Он-то никогда его не забывает, свой желтый жбан, с которым обращается как с чашей для причастия, чтобы не потерять ни капли. Разливаем в два стаканчика, которые стянули накануне из столовки. Устраиваемся лицом к лицу за откидным столиком. Если бы он только знал, какое благо для меня его приход.
— Слушай, это твой фрукт там у меня, в пятом?
— Да. Я тебе позже все объясню. Это один бедолага. Больной совсем. Как он тебе?
— Ну… малость с приветом, а так вроде ничего. Он у меня еще воды попросил, чтобы лекарство принять.
Снаружи почти ни зги не видно, стекло отражает лишь призрак моей физиономии, где зато я много чего могу различить. Ришар гладко выбрит и благоухает каким-то лосьоном со скромнейшим травяным ароматом. Его кофе пахнет еще лучше, напоминая мне одну рекламу, где развеселые южноамериканцы чокались кофе-экспрессо в крошечном поезде, ползущем по узкоколейке на вершину Аконкагуа. Хорошо быть где-нибудь в другом месте. Дверь осталась открытой, в такое время это предпочтительнее: не придется открывать раз десять подряд, чтобы раздать паспорта пассажирам, которые будут тащиться в час по чайной ложке.
— Здравствуйте, господа.

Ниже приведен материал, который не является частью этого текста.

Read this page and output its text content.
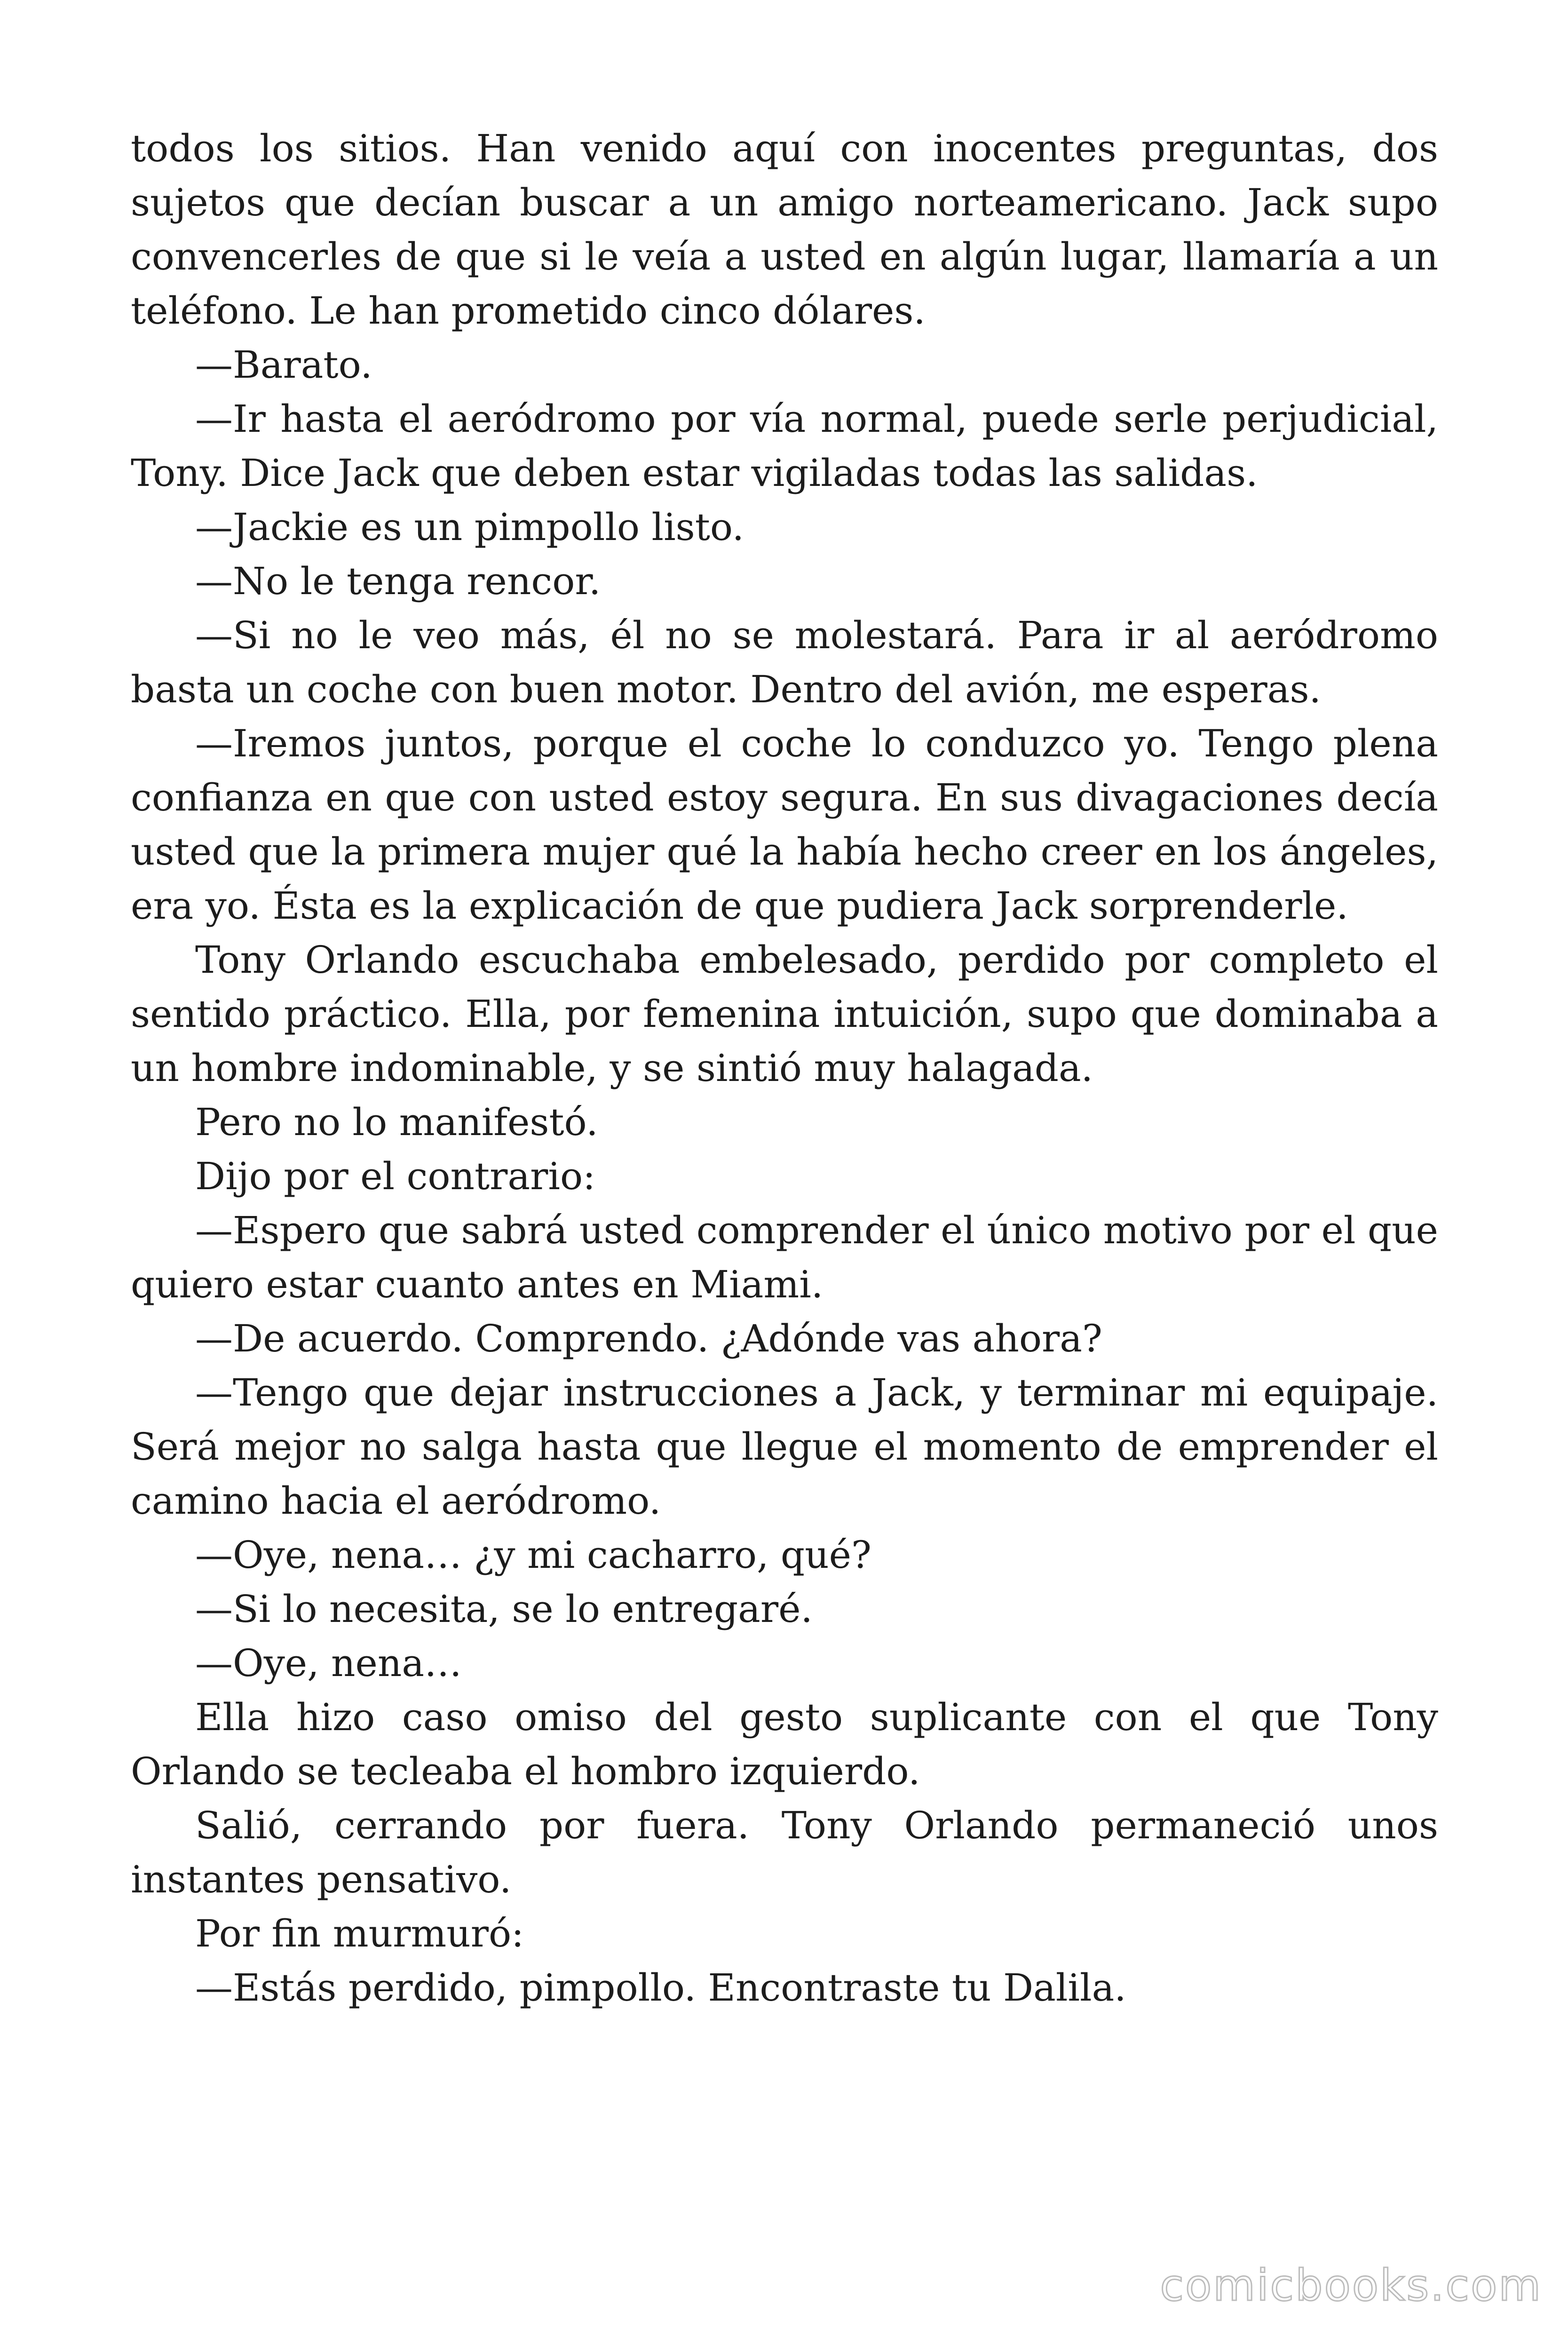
todos los sitios. Han venido aquí con inocentes preguntas, dos sujetos que decían buscar a un amigo norteamericano. Jack supo convencerles de que si le veía a usted en algún lugar, llamaría a un teléfono. Le han prometido cinco dólares.

—Barato.

—Ir hasta el aeródromo por vía normal, puede serle perjudicial, Tony. Dice Jack que deben estar vigiladas todas las salidas.

—Jackie es un pimpollo listo.

—No le tenga rencor.

—Si no le veo más, él no se molestará. Para ir al aeródromo basta un coche con buen motor. Dentro del avión, me esperas.

—Iremos juntos, porque el coche lo conduzco yo. Tengo plena confianza en que con usted estoy segura. En sus divagaciones decía usted que la primera mujer qué la había hecho creer en los ángeles, era yo. Ésta es la explicación de que pudiera Jack sorprenderle.

Tony Orlando escuchaba embelesado, perdido por completo el sentido práctico. Ella, por femenina intuición, supo que dominaba a un hombre indominable, y se sintió muy halagada.

Pero no lo manifestó.

Dijo por el contrario:

—Espero que sabrá usted comprender el único motivo por el que quiero estar cuanto antes en Miami.

—De acuerdo. Comprendo. ¿Adónde vas ahora?

—Tengo que dejar instrucciones a Jack, y terminar mi equipaje. Será mejor no salga hasta que llegue el momento de emprender el camino hacia el aeródromo.

—Oye, nena… ¿y mi cacharro, qué?

—Si lo necesita, se lo entregaré.

—Oye, nena…

Ella hizo caso omiso del gesto suplicante con el que Tony Orlando se tecleaba el hombro izquierdo.

Salió, cerrando por fuera. Tony Orlando permaneció unos instantes pensativo.

Por fin murmuró:

—Estás perdido, pimpollo. Encontraste tu Dalila.

comicbooks.com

Вы тут подаете кофе?
Вот и первый привлеченный запахом.
— Нет, — отвечаю я. — И вагон-ресторан тут отсутствует, и мини-бар на колесах тоже.
Ну да, и незачем корчить такую рожу, я признаю, что проблема серьезная, но это еще не повод надуто таращиться на наш термос.
— Неужели и в самом деле нет никакого способа раздобыть хоть капельку кофе в этом поезде?
Обмен взглядом с коллегой. Кому слово? Мне? Всегда мне.
— Пожалуй, есть одно решение: попытайтесь разыскать добрых людей с термосом, они вам наверняка не откажут, так что давайте…
Он отворачивается, что-то бурча в бороду.